L'intention des agresseurs
Notre client explique à la cour et aux jurés qu'il pensait pouvoir maîtriser ses gestes et son action mais qu'il a été totalement dépassé et n'a jamais imaginé que ces coups portés pourraient avoir de telles conséquences. Cette notion « d'anticipation anxieuse », qualifiée ainsi par l'expert psychologue, a poussé l'aîné à prendre l'initiative d'une agression physique plutôt que d'en être la victime.
Le petit frère, Abdelkader, met quant à lui en avant sa volonté de protéger son frère aîné qu'il sentait fragilisé et menacé.
Une défense axée sur la personnalité des accusés
Les débats ont été l'occasion de retracer le parcours de vie et la personnalité des deux accusés. Nous avons fait constater qu'ils bénéficiaient d'assises solides et d'une éducation équilibrée. Ils réalisent au cours du procès un effort important pour la manifestation de vérité en essayant de mettre des mots sur leurs actes et leurs ressentis dans un souci manifeste de transparence.
Un tel passage à l'acte ne pouvait que nous interpeller et apparaître comme en décalage total avec les structures stables de leur personnalité. Les questions posées au chef d'enquête par la défense ont été l'occasion de mettre en avant le profil atypique de la victime dont le parcours délinquantiel était paradoxalement plus fourni et le profil psychologique plus instable que ceux des accusés.
Une plaidoirie décisive
Dans le cadre de leurs plaidoiries, Maître Plouton et Brachanet sont revenus sur le contexte de commission des faits pour faire écarter la qualification de tentative d'assassinat. Nous avons relevé notamment l'absence d'intervention d'un tiers pour mettre fin à l'agression, et souligné que notre client s'était arrêté de son propre chef sans avoir visé la moindre zone vitale.
Il était également mis en avant l'évolution favorable de ce jeune homme dans l'optique de sa réinsertion, élément crucial dans l'appréciation de la cour.
Un verdict d'espoir
Après trois heures de délibéré, la cour d'assises acquitte les deux frères de la tentative d'assassinat. Elle les condamne pour violences ayant entraîné une infirmité permanente au vu des importantes séquelles dont souffre encore Walid s'agissant de son poignet gauche.

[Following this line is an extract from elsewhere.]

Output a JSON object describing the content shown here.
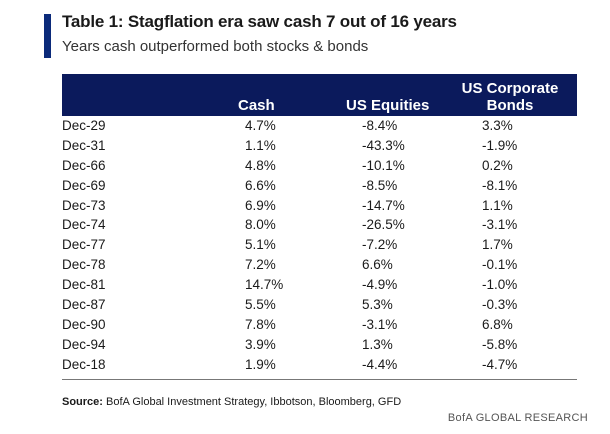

La cour prend manifestement en compte les arguments de la défense quant à la personnalité des accusés et le contexte des faits en rendant un verdict d'espoir : elle prononce contre les deux frères des peines de 9 et 7 ans de prison.
Les perspectives d'avenir
Il n'y a donc pas de période de sûreté attachée à ces peines qui pourront prochainement faire l'objet d'un aménagement de peine compte tenu des près de 3 années de détention provisoire effectuées par notre client.
Ce verdict permettra aux deux frères de continuer leur travail de conscientisation de leurs actes et de parfaire leurs efforts déjà importants au sein des centres de détention. Ils ont mis à profit toutes les formations professionnelles et activités qui leur ont été proposées dans l'optique d'une future réinsertion.
Notre engagement dans cette affaire
Cette affaire illustre parfaitement notre approche de la défense pénale : une analyse rigoureuse des faits, une compréhension fine de la personnalité de nos clients, et une stratégie de défense adaptée aux enjeux humains et juridiques. Nous sommes fiers d'avoir contribué à ce que la justice reconnaisse la complexité de cette affaire et rende un verdict équilibré qui ouvre des perspectives d'avenir pour nos clients.
Notre cabinet continue d'accompagner les deux frères dans leurs démarches de réinsertion, convaincus que ce verdict d'espoir leur permettra de se reconstruire et de contribuer positivement à la société.